Assignment9

Problem 1

This repository contains a file data.csv that is actual data from a stress-strain test conducted in a standard test frame (MTS machine). The columns of data have the following format

time	Axial Displacement	Axial (engineering) Strain	Axial Force
(s)	(in)	(in/in)	(lbf)

Complete the function definition for the function named convert_to_true_stress_and_strain(filename::String). This function should take the name of a file (e.g. "data1.csv") as an string argument and return a tuple ($\varepsilon_T$, $\sigma_T$), where $\varepsilon_T$ is the true strain and $\sigma_T$ is the true stress.

Recall that the definition of engineering stress is

$$ \sigma_E = \frac {P} {A_o} $$

where $P$ is the axial force and $A_o$ is the original cross-sectional area of the sample. The cross-sectional area can be computed from the width and thickness that the function parse_width_and_thickness(filename::String) returns as a tuple. There is also a function read_data_file(filename::String) that will read the CSV file and return only the raw data as a two-dimensional Array of Float64s.

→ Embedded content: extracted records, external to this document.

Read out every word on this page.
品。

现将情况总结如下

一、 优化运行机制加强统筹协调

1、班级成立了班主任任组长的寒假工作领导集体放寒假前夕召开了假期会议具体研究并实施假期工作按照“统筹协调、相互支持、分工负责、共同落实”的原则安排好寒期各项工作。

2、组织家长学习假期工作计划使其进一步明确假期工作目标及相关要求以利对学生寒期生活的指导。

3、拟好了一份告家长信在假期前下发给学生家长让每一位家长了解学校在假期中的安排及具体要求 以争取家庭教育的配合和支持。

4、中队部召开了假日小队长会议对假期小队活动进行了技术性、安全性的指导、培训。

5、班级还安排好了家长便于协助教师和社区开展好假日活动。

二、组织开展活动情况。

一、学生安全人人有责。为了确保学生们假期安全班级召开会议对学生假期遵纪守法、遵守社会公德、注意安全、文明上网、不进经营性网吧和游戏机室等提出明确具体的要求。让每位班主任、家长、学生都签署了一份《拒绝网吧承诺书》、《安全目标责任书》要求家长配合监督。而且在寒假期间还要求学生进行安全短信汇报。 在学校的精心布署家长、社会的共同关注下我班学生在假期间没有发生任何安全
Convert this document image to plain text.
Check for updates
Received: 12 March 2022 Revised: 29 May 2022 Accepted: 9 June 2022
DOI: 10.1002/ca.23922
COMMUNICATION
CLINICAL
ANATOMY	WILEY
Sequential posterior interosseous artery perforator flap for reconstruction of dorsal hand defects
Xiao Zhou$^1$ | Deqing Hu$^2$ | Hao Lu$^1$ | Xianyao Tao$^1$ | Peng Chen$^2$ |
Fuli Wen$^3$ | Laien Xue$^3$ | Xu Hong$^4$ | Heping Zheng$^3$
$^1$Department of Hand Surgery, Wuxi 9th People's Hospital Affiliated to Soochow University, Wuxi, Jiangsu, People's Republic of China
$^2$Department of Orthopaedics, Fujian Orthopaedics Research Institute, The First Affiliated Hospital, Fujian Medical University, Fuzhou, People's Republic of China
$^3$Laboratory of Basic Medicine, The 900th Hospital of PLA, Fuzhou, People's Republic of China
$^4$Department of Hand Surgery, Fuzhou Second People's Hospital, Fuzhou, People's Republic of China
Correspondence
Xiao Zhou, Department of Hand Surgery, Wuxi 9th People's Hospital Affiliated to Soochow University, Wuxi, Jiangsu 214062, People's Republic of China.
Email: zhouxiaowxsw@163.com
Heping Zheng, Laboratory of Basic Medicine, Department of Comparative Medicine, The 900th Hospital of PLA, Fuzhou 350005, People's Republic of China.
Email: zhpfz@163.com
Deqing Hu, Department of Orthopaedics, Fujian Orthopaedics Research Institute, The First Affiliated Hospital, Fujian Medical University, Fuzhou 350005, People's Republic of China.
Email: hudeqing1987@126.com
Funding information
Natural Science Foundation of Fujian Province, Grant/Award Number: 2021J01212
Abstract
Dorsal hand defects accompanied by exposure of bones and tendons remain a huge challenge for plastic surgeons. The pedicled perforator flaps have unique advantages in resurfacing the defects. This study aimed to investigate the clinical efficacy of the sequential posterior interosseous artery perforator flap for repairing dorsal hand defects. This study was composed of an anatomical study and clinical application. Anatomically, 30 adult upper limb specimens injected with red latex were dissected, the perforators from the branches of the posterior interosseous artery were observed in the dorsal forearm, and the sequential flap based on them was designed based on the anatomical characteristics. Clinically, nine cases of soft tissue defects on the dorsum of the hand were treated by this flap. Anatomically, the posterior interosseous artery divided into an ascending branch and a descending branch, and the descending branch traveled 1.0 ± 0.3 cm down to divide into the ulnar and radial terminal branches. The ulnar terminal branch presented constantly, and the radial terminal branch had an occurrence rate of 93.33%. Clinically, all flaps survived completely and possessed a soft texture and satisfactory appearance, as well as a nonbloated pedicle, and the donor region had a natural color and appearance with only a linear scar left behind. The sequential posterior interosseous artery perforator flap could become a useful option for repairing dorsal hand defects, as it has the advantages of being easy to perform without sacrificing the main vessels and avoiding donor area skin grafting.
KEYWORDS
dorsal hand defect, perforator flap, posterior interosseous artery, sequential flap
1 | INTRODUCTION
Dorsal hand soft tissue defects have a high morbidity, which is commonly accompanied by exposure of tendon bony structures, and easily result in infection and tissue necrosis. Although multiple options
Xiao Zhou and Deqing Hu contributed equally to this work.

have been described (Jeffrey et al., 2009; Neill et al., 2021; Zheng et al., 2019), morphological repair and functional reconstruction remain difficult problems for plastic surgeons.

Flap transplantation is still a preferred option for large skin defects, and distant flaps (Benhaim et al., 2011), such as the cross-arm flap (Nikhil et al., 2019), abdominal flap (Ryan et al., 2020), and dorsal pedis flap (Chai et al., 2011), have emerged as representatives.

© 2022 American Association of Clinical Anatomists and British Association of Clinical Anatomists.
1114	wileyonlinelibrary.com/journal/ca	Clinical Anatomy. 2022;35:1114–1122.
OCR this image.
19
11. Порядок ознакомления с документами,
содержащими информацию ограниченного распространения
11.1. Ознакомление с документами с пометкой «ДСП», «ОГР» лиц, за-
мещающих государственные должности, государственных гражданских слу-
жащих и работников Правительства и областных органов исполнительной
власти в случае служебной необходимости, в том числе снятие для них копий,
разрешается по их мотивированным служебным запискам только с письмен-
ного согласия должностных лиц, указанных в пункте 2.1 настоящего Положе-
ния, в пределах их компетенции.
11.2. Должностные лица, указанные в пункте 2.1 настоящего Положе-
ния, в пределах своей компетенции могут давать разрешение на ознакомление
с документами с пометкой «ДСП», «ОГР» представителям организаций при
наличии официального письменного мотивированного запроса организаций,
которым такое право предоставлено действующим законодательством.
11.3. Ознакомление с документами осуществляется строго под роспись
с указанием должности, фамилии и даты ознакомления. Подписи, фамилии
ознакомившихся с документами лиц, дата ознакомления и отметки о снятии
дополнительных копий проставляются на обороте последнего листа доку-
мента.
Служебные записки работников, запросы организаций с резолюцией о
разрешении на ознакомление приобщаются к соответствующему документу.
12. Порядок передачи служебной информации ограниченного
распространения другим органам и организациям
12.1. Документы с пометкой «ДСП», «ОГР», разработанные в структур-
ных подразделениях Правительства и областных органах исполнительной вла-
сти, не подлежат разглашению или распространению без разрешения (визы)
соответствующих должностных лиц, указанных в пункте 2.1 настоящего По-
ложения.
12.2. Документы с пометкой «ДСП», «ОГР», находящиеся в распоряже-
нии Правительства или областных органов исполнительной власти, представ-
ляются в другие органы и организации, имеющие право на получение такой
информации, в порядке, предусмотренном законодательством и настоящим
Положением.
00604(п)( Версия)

The conversion between engineering $\varepsilon_E$ and true strain is

$$ \varepsilon_T = \ln(1+\varepsilon_E). $$

The conversion between engineering and true stress is

$$ \sigma_T = \sigma_E (1+\varepsilon_E). $$

Use broadcasted operations to make your code compact and efficient. No for loops!

Problem 2

Complete the function compute_toughness(filename::String) to compute the materials toughness. Recall that toughness is the area under the stress-strain curve, i.e.

$$ \mbox{Toughness} = \int \sigma {\rm d}\varepsilon $$

Use the true stress and strain values computed in Problem 1, then use a trapezoid rule to do the integration. Again, you should use broadcasted operations for the computation.

Testing

To see if you answers are correct, run the following command at the Terminal command line from the repository's root directory

julia --project=. -e "using Pkg; Pkg.test()"

the tests will run and report if passing or failing.